Not less than 26 people were feared killed and several others injured Monday in a suspected Boko Haram attack at the Madagali area of Adamawa state.
Similarly, the insurgents also invaded a military base in Borno state, killing five Nigerian soldiers.
It was gathered that the gunmen rode on motorcycles in large numbers into Kudakaya village in Madagali at about 7 p.m.
Police spokesperson in the state, Othman Abubakar, confirmed the attack, saying, “I was briefed that Boko Haram insurgents have attacked the village. I am yet to get the casualty figures, but security operatives have been deployed and we are on the top of the situation.”
It is one of the series of attacks witnessed in the area in recent times.
On Madagali attack, a local who craved anonymity, said he spotted 26 corpses and several injured persons.
A former Chairman of Madagali local government, Abawu Ularamu, lent credence to the vigilante’s account.
“They burnt several shops and many homes. They also stole food,” Ularamu told PREMIUM TIMES.
‘’We are living in an atmosphere of despair and agony. Over 20 were killed and many injured. There is no doubt the attackers came from Sambisa. We experience such periodic attacks from Boko Haram, who usually look for food.
“Already residents are fleeing for fear of that they (Boko Haram) are not far away from us and they may strike again.”
The insurgents had in the last week attacked three villages. On their way from one of the attacks, they ran into a group of vigilantes on patrol in Kuda village, who engaged them in a shoot-out, killing two of the attackers.”
Adamawa was said to have been cleared of Boko Haram in late 2015, after they rampaged across the northeast, seizing towns and territory.
But attacks have continued in the northern part of the state, particularly around Madagali, which borders Borno state and the militants’ Sambisa Forest stronghold.
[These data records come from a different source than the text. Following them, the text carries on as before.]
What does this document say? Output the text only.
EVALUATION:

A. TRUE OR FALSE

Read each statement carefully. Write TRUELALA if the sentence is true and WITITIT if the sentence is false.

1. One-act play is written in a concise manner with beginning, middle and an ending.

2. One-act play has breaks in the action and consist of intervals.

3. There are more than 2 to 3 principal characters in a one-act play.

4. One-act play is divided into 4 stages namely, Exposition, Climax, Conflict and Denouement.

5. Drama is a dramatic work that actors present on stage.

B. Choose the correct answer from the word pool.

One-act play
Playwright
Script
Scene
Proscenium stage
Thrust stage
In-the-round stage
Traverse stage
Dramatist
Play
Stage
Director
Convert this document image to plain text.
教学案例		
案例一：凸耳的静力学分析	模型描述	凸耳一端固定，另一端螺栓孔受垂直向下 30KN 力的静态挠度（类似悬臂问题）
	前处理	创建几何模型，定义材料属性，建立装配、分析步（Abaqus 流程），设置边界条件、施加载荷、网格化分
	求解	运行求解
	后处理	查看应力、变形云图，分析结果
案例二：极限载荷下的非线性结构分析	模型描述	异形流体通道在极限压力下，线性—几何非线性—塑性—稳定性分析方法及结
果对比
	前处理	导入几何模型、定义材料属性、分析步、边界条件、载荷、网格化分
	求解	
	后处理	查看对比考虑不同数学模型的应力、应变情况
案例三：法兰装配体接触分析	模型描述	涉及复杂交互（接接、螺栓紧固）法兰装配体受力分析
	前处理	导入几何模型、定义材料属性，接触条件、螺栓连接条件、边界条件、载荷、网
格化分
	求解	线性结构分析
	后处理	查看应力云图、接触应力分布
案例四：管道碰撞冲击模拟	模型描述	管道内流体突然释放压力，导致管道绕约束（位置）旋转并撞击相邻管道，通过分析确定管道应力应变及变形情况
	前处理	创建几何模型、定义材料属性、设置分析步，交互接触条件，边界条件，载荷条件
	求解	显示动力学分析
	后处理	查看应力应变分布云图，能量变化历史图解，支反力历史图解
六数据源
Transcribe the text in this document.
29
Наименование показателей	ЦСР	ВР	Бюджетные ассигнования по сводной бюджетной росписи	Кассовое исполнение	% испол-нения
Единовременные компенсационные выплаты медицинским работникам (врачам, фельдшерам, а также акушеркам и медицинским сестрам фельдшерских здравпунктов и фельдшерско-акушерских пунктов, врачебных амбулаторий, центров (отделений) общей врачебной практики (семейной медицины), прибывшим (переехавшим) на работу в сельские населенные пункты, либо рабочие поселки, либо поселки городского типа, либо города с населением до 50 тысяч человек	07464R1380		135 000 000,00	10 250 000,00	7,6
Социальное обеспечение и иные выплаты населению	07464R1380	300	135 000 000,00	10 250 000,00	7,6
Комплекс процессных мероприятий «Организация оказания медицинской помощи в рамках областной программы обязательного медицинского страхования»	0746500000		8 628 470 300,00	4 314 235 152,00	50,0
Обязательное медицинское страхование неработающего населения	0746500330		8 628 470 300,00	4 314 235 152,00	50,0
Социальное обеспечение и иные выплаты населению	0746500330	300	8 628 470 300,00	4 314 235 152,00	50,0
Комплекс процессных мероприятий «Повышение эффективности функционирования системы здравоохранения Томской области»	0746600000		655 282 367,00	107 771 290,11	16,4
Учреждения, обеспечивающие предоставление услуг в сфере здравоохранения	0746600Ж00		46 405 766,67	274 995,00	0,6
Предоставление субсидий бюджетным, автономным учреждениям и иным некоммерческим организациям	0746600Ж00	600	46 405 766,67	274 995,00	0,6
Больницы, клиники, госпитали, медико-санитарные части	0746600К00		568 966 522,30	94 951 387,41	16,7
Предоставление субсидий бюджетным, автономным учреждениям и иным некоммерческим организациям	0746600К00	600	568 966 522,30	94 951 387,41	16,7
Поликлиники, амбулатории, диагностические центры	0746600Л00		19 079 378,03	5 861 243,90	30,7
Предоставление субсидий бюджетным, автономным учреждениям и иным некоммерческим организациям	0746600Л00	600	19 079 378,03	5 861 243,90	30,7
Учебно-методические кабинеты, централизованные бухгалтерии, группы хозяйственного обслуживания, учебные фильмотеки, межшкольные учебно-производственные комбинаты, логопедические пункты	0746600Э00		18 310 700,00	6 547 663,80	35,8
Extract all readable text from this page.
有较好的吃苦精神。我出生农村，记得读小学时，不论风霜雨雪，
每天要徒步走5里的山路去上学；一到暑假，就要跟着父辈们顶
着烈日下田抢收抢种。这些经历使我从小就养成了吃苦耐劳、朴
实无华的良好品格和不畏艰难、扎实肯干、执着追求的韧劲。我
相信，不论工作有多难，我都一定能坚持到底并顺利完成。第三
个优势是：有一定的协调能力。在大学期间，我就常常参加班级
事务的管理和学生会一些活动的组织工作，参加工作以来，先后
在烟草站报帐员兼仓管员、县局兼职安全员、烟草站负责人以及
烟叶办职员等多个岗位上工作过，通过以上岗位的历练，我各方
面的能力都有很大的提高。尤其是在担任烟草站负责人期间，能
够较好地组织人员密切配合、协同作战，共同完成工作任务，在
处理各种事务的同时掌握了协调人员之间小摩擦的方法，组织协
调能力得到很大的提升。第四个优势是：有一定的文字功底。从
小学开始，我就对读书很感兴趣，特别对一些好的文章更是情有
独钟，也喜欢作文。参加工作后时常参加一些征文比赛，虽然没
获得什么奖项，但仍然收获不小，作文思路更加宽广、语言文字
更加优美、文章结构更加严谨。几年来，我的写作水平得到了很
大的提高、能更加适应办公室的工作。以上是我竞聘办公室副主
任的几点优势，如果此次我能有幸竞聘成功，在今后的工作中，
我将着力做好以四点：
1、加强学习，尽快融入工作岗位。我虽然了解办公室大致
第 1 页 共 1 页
The insurgency began in 2009 and has killed at least 20,000 people and made more than 2.6 million others homeless.
Five soldiers killed
At least five Nigerian soldiers were feared killed and dozens more missing after Boko Haram fighters invaded a Nigerian military base in Borno state.
The attack on April 26 occurred at a forward operating base in Mararrabar Kimba, an agrarian community roughly 130 kilometres from Maiduguri, the state capital. The base was manned by the Nigerian Army 254 Task Force Battalion under the 25 Task Force Brigade, a crucial outpost in the ‘Operation Lafiya Dole’.
At least eight soldiers were gravely wounded and heavy military hardware carted away in the attack, a military source told PREMIUM TIMES.
‘Faulty weapons, combat trucks’
The soldiers put up resistance at the earliest stage of the attack, but most later fled into the bush due to faulty weapons and combat trucks, sources said.
The number of missing troops could not be established as of Tuesday morning, but a military source estimated dozens.
It was also unclear whether some of the troops had returned to base, but a search and rescue team had been activated, sources also said.
All the officers killed or wounded in action were evacuated to a military medical facility in Maiduguri on April 27.
“Troops put on heavy resistance but were overpowered by faulty equipment and vehicle breakdowns,” another senior military source told PREMIUM TIMES of the incident.
The officials declined to be identified because the military was yet to publicly confirm the attack.
The insurgents entered the base in a convoy of 15 gun trucks, officials said.
They left with military trucks, binoculars, grenades, assault rifles and ammunition, sources said.
The spokespersons for the Nigerian Army and Defence Headquarters did not answer telephone calls seeking comments Tuesday morning. But a public relation official for the army said the military top brass “was still studying the attack’s aftermath.”
The attack came as the military was celebrating repeated successes against the insurgents.
Scores of Boko Haram fighters had been reportedly killed amidst a military push to drive them out of their remaining strongholds and sleeper cells across Nigeria’s North-east.